Find remainder when $ x^{3}+x^{2}-10x+13 $ is divided by $ x+4 $.
Answer
The synthetic division table is:
$$ \begin{array}{c|rrrr}-4&1&1&-10&13\\& & -4& 12& \color{black}{-8} \\ \hline &\color{blue}{1}&\color{blue}{-3}&\color{blue}{2}&\color{orangered}{5} \end{array} $$The remainder when $ x^{3}+x^{2}-10x+13 $ is divided by $ x+4 $ is $ \, \color{red}{ 5 } $.
Explanation
We can find remainder using synthetic division method.
Step 1 : Write down the coefficients of the dividend into division table. Put the zero from $ x + 4 = 0 $ ( $ x = \color{blue}{ -4 } $ ) at the left.
$$ \begin{array}{c|rrrr}\color{blue}{-4}&1&1&-10&13\\& & & & \\ \hline &&&& \end{array} $$Step 1 : Bring down the leading coefficient to the bottom row.
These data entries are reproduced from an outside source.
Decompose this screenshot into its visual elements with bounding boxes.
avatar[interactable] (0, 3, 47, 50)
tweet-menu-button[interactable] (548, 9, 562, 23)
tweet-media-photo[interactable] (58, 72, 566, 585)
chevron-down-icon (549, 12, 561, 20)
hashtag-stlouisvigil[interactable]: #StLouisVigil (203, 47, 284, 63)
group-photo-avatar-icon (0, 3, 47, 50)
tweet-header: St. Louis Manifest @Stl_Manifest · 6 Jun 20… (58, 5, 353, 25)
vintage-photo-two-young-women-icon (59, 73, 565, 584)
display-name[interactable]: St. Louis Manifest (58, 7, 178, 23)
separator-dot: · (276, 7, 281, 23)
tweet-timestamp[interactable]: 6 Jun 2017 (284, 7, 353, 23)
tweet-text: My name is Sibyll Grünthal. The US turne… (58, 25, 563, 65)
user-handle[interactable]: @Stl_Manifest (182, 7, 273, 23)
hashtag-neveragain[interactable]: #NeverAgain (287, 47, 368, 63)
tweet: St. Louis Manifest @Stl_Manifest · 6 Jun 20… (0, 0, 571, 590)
$$ \begin{array}{c|rrrr}-4&\color{orangered}{ 1 }&1&-10&13\\& & & & \\ \hline &\color{orangered}{1}&&& \end{array} $$Step 2 : Multiply by the number on the left, and carry the result into the next column: $ \color{blue}{ -4 } \cdot \color{blue}{ 1 } = \color{blue}{ -4 } $.
$$ \begin{array}{c|rrrr}\color{blue}{-4}&1&1&-10&13\\& & \color{blue}{-4} & & \\ \hline &\color{blue}{1}&&& \end{array} $$Step 3 : Add down last column: $ \color{orangered}{ 1 } + \color{orangered}{ \left( -4 \right) } = \color{orangered}{ -3 } $
$$ \begin{array}{c|rrrr}-4&1&\color{orangered}{ 1 }&-10&13\\& & \color{orangered}{-4} & & \\ \hline &1&\color{orangered}{-3}&& \end{array} $$Step 4 : Multiply by the number on the left, and carry the result into the next column: $ \color{blue}{ -4 } \cdot \color{blue}{ \left( -3 \right) } = \color{blue}{ 12 } $.
$$ \begin{array}{c|rrrr}\color{blue}{-4}&1&1&-10&13\\& & -4& \color{blue}{12} & \\ \hline &1&\color{blue}{-3}&& \end{array} $$Step 5 : Add down last column: $ \color{orangered}{ -10 } + \color{orangered}{ 12 } = \color{orangered}{ 2 } $
$$ \begin{array}{c|rrrr}-4&1&1&\color{orangered}{ -10 }&13\\& & -4& \color{orangered}{12} & \\ \hline &1&-3&\color{orangered}{2}& \end{array} $$Step 6 : Multiply by the number on the left, and carry the result into the next column: $ \color{blue}{ -4 } \cdot \color{blue}{ 2 } = \color{blue}{ -8 } $.
$$ \begin{array}{c|rrrr}\color{blue}{-4}&1&1&-10&13\\& & -4& 12& \color{blue}{-8} \\ \hline &1&-3&\color{blue}{2}& \end{array} $$Step 7 : Add down last column: $ \color{orangered}{ 13 } + \color{orangered}{ \left( -8 \right) } = \color{orangered}{ 5 } $
$$ \begin{array}{c|rrrr}-4&1&1&-10&\color{orangered}{ 13 }\\& & -4& 12& \color{orangered}{-8} \\ \hline &\color{blue}{1}&\color{blue}{-3}&\color{blue}{2}&\color{orangered}{5} \end{array} $$Remainder is the last entry in the bottom row $ \left(\color{red}{ 5 }\right) $.